Der ehemalige Chef der Cosa Nostra galt einst als meistgesuchte Pate und wurde 2006 auf Sizilien verhaftet. Provenzano war vor vier Jahren gestürzt und operiert worden. Von dem Eingriff hat er sich nicht mehr erholt. Alle noch offenen Verfahren gegen ihn wurden daraufhin ausgesetzt, weil er laut ärztlichen Gutachten nicht mehr verhandlungsfähig war.
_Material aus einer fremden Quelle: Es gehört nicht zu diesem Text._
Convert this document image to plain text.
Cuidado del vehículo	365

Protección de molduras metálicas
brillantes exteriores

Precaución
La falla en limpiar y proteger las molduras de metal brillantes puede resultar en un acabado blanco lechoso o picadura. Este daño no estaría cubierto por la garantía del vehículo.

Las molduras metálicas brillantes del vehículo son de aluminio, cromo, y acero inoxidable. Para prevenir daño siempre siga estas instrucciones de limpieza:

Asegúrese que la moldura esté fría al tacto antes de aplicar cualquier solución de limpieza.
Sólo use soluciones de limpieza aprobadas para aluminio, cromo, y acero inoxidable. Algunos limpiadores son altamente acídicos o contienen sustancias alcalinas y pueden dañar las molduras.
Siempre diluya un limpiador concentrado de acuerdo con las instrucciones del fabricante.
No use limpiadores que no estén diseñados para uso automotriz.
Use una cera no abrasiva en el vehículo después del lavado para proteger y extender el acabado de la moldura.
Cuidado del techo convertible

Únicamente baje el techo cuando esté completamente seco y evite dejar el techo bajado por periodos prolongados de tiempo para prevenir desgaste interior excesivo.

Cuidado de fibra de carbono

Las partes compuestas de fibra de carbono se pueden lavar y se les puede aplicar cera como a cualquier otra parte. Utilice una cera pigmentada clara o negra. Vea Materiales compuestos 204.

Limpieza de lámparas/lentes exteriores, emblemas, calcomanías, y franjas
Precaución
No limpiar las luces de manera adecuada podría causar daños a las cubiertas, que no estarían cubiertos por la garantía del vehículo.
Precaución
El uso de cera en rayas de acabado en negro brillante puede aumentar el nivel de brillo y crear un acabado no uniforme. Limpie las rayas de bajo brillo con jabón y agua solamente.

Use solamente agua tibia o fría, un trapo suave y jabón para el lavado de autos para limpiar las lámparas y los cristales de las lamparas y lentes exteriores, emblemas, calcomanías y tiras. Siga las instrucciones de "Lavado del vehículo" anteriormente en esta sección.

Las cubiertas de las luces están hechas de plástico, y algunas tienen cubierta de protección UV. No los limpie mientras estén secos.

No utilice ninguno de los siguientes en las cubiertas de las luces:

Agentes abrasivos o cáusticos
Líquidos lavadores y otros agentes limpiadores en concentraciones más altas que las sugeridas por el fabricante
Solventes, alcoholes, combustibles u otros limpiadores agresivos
In den vergangenen Tagen hatte sich der Gesundheitszustand des 2006 nach 40-jähriger Flucht auf Sizilien gefassten Bosses wesentlich verschlechtert. Seit Jahren kämpften seine Angehörigen um die Freilassung des "Paten" und argumentierten mit seinem schlechten Gesundheitszustand. Ein Antrag auf eine Lockerung der Haftbedingungen war erst vor zwei Tagen abgelehnt worden, berichteten italienische Medien am Mittwoch.

Kritik von Provenzanos Anwältin

"Obwohl er nur noch dahinvegetierte, hat man Provenzano bis zuletzt zu strengster Haft gezwungen", kritisierte seine Anwältin Rosalba Di Gregorio. De facto sei Provenzano bereits vor vier Jahren gestorben.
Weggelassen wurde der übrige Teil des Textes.